Si è visto in Machiavelli uno dei padri del “realismo politico”.
Come va presa questa espressione?
«È
un tema su cui sono state scritte intere biblioteche. Quando
Machiavelli ragiona di politica dice che la realtà è quella che è, non
quella che vorremmo che fosse.
Questo atteggiamento non esclude il
giudizio morale: Machiavelli non era un cinico. Ma per lui il giudizio
morale andava inserito, e questo per noi non è ovvio, nel rapporto tra
norma e eccezione».
A quando risale il suo primo contatto con il suo pensiero?
«A un seminario che Arsenio Frugoni tenne nel 1957-58. Ne serbo ancora un bellissimo ricordo.
Leggemmo
insieme Il Principe: degli studi su Machiavelli Frugoni parlò poco,
anche se li aveva ben presenti. Ma della sua straordinaria originalità
di studioso mi resi conto solo qualche anno dopo, quando lessi il suo
lavoro su Arnaldo da Brescia nelle fonti del XII secolo».
Un’altra
figura che balza fuori da questo suo testo su Machiavelli è un po’
sorprendente, mi riferisco a Francesco Orlando. Che tipo di studioso è
stato?
«A chi non conosce Francesco Orlando segnalerei per
cominciare tre libri: Lettura freudiana della Phèdre; Per una teoria
freudiana della letteratura; infine Ricordo di Lampedusa. Orlando era
uno studioso fortemente originale che amava il rischio. La sua lettura
di Freud, a metà degli anni ’60, andava decisamente controcorrente.
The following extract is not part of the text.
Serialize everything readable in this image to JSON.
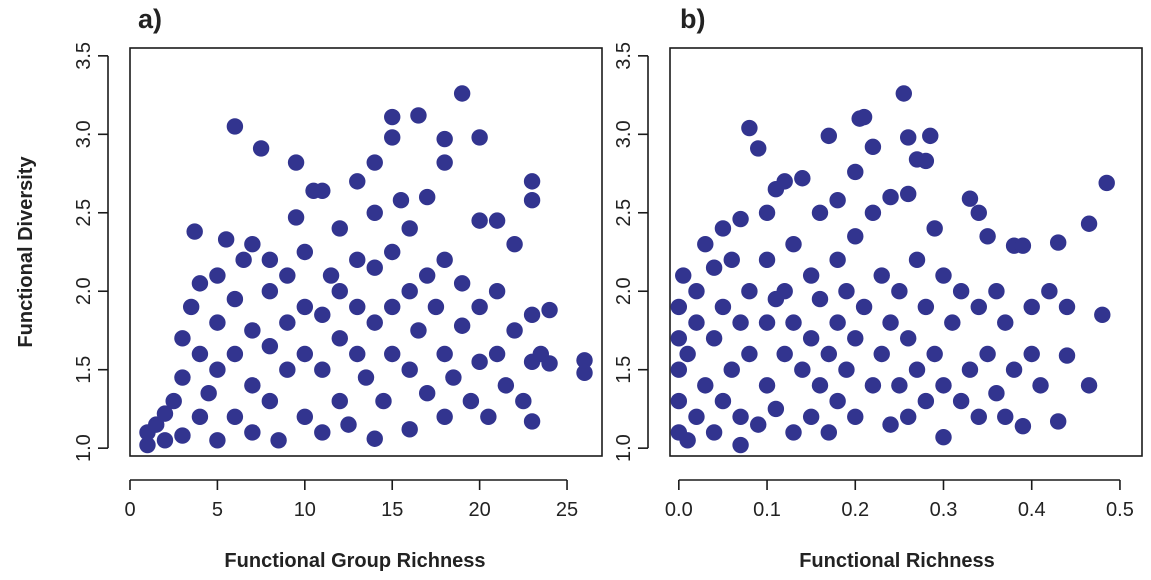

Eravamo molto diversi, cosa che Orlando sottolineava spesso; siamo stati molto amici. Posso aggiungere che mi manca molto».
Orlando
fu anche un acuto lettore de “Il Gattopardo”. Sul romanzo di Tomasi di
Lampedusa lei torna nella parte finale del suo libro. Cosa c’entra con
Machiavelli?
« Il Gattopardo indubbiamente è un bel libro, anche se non farebbe parte della mia biblioteca ideale.
Qualche
anno fa mi sono reso conto che dietro la famosa frase “Se vogliamo che
tutto rimanga come è, bisogna che tutto cambi” c’era, rovesciata,
un’argomentazione avanzata da Machiavelli nei Discorsi: se vogliamo che
tutto cambi, bisogna che qualcosa rimanga com’è. Il fine è opposto:
rivoluzione nel caso di Machiavelli, conservazione (pronta a un
cambiamento spregiudicato) nel caso de Il Gattopardo. In quest’ultimo il
richiamo a Machiavelli è implicito; esplicito, invece, quello a
Pascal».
A proposito di implicito, un maestro in tal senso fu Leo
Strauss con la sua ermeneutica reticente. Si può leggere Machiavelli tra
le righe?
«L’ermeneutica (non reticente) della reticenza che Leo
Strauss propose nel saggio su Scrittura e persecuzione costituisce un
contributo decisivo alla ricerca storica. Decisivo, anche se può essere
stato usato a sproposito, magari dallo stesso Strauss, oppure dai suoi
allievi. Ma di quelle considerazioni non si può fare a meno».
Si
potrebbe considerare implicita perfino la giovinezza di Machiavelli, di
cui sappiamo pochissimo. Come se una fitta nebbia avvolgesse quel primo
periodo della vita. Non trova curioso che un autore celebre ovunque non
abbia per noi un inizio?
«Questo silenzio non è strano: quella di
Machiavelli fu una giovinezza priva di eventi. È l’originalità della sua
opera che sollecita, nei lettori di oggi, domande sulla sua formazione.
Curiosamente
non era stato utilizzato il Libro di ricordi redatto da suo padre
Bernardo per capire quali testi Niccolò si era trovato in casa e come
eventualmente li aveva letti».
Lei ne suggerisce alcuni.
«Ho
cercato di lavorare in questa direzione a partire dalle Quaestiones
mercuriales di Giovanni d’Andrea, un’opera a mio parere importantissima
per la formazione di Machiavelli. Posso aggiungere che il mio interesse
per il modo in cui la lettura di determinati libri può contribuire alla
formazione di un universo mentale è nato dall’incontro con un lettore di
tutt’altro genere: il mugnaio friulano Domenico Scandella, detto
Menocchio, protagonista de Il formaggio e i vermi ».